Some of these consequences would be unique to me, just as some of yours would be unique to you. I recommend that you use this as the basis for your own list, then include those other consequences that would be uniquely yours. The idea, of course, is not to focus on sin, but on the consequences of sin, thereby encouraging us to refocus on the Lord and take steps of wisdom and purity that can keep us from falling.
(While God can forgive and bring beauty out of ashes, that’s a message to those who have already sinned...not to those who are contemplating sin! On the “front side” of sin we must not give assurances of forgiveness and restoration. We must put the focus where Scripture does—on the love of God and the fear of God, both of which should act in concert to motivate us to holy obedience.)
Personalized List of Anticipated Consequences of Immorality
- Grieving my Lord; displeasing the One whose opinion most matters.
- Dragging into the mud Christ’s sacred reputation.
- Loss of reward and commendation from God.
- Having to one day look Jesus in the face at the judgment seat and give an account of why I did it.
- Forcing God to discipline me in various ways.
- Following in the footsteps of men I know of whose immorality forfeited their ministry and caused me to shudder. List of these names:
- Suffering of innocent people around me who would get hit by my shrapnel (a la Achan).
- Untold hurt to Nanci, my best friend and loyal wife.
- Loss of Nanci’s respect and trust.
- Hurt to and loss of credibility with my beloved daughters, Karina and Angela. (“Why listen to a man who betrayed Mom and us?”)
- If my blindness should continue or my family be unable to forgive, I could lose my wife and my children forever.
- Shame to my family. (“Why isn’t Daddy a pastor anymore?”; the cruel comments of others who would invariably find out.)
- Shame to my church family.
- Shame and hurt to my fellow pastors and elders. List of names:
- Shame and hurt to my friends, and especially those I’ve led to Christ and discipled. List of names:
- Guilt awfully hard to shake—even though God would forgive me, would I forgive myself?
- Plaguing memories and flashbacks that could taint future intimacy with my wife.
- Disqualifying myself after having preached to others.
- Surrender of the things I am called to and love to do—teach and preach and write and minister to others. Forfeiting forever certain opportunities to serve God. Years of training and experience in ministry wasted for a long period of time, maybe permanently.
- Being haunted by my sin as I look in the eyes of others, and having it all dredged up again wherever I go and whatever I do.
- Undermining the hard work and prayers of others by saying to our community “this is a hypocrite—who can take seriously anything he and his church have said and done?”
- Laughter, rejoicing and blasphemous smugness by those who disrespect God and the church (2 Samuel 12:14).
- Bringing great pleasure to Satan, the Enemy of God.

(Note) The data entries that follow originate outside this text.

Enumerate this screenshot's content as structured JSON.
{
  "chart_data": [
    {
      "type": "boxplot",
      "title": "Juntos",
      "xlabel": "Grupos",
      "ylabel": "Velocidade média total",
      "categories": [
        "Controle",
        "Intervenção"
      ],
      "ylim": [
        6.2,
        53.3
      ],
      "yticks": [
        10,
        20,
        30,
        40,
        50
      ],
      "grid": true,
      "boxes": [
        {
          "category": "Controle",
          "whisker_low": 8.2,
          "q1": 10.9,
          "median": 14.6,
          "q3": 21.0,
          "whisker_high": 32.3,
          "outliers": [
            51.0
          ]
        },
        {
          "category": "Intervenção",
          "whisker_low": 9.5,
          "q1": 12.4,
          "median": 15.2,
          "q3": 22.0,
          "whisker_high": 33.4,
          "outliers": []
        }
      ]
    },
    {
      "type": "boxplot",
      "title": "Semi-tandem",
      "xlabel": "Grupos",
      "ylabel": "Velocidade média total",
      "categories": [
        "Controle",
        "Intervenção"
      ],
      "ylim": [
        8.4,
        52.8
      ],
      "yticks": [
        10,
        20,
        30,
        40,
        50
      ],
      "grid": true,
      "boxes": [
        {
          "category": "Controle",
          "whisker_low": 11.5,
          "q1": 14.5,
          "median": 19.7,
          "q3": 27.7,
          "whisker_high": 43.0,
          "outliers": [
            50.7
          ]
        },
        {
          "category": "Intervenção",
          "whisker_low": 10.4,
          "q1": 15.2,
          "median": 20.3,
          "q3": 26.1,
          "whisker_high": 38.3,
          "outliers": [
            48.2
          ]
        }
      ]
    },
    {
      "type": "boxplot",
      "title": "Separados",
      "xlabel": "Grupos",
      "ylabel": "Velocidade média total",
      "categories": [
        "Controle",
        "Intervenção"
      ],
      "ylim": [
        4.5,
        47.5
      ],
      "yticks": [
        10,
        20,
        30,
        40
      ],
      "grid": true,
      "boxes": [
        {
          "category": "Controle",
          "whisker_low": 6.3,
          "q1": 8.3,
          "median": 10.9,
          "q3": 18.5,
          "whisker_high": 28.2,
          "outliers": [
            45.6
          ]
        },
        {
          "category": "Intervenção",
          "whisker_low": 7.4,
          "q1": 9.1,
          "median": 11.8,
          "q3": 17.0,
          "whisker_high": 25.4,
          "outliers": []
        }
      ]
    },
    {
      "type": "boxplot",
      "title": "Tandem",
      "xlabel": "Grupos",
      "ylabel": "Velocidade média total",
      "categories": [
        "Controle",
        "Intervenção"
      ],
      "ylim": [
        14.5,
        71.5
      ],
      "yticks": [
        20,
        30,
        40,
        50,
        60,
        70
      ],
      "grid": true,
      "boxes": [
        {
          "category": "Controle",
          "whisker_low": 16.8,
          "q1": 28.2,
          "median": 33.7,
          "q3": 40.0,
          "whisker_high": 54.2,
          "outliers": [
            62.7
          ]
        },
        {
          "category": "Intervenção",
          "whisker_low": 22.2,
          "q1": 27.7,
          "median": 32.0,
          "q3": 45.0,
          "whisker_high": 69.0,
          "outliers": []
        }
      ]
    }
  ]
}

- Heaping judgment and endless problems on the person I would have committed adultery with.
- Possible diseases: gonorrhea, syphilis, chlamydia, herpes, and AIDS (pain, constant reminder to me and my wife, possible infection of Nanci, or in the case of AIDS, even causing her death, as well as mine.)

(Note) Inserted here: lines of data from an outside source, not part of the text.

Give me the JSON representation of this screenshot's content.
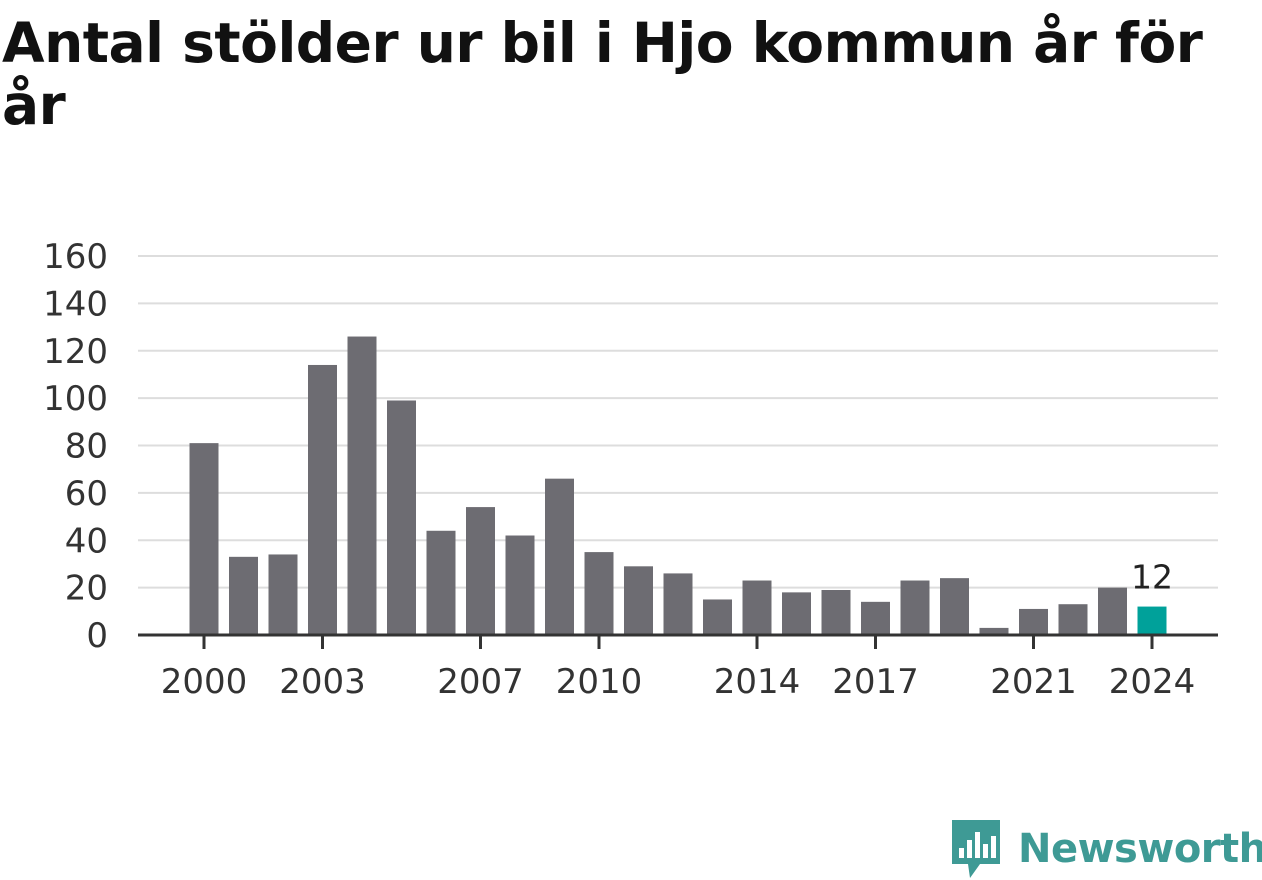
{
  "title": "Antal stölder ur bil i Hjo kommun år för år",
  "brand": {
    "name": "Newsworthy",
    "icon": "newsworthy-logo-icon",
    "color": "#3e9a95"
  },
  "colors": {
    "bar": "#6d6c72",
    "highlight": "#00a19a",
    "grid": "#dddddd",
    "axis": "#333333"
  },
  "chart_data": {
    "type": "bar",
    "categories": [
      "2000",
      "2001",
      "2002",
      "2003",
      "2004",
      "2005",
      "2006",
      "2007",
      "2008",
      "2009",
      "2010",
      "2011",
      "2012",
      "2013",
      "2014",
      "2015",
      "2016",
      "2017",
      "2018",
      "2019",
      "2020",
      "2021",
      "2022",
      "2023",
      "2024"
    ],
    "values": [
      81,
      33,
      34,
      114,
      126,
      99,
      44,
      54,
      42,
      66,
      35,
      29,
      26,
      15,
      23,
      18,
      19,
      14,
      23,
      24,
      3,
      11,
      13,
      20,
      12
    ],
    "x_tick_labels": [
      "2000",
      "2003",
      "2007",
      "2010",
      "2014",
      "2017",
      "2021",
      "2024"
    ],
    "y_ticks": [
      0,
      20,
      40,
      60,
      80,
      100,
      120,
      140,
      160
    ],
    "ylim": [
      0,
      160
    ],
    "grid": true,
    "highlight": {
      "category": "2024",
      "label": "12"
    },
    "xlabel": "",
    "ylabel": ""
  }
}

- Possible pregnancy, with its personal and financial implications, including a lifelong reminder of sin to me and my family.
- Loss of self-respect, discrediting my own name, and invoking shame and lifelong embarrassment upon myself.
These are only some of the consequences. If only we would rehearse in advance the ugly and overwhelming consequences of immorality, we would be far more prone to avoid it. May we live each day in the love and fear of God.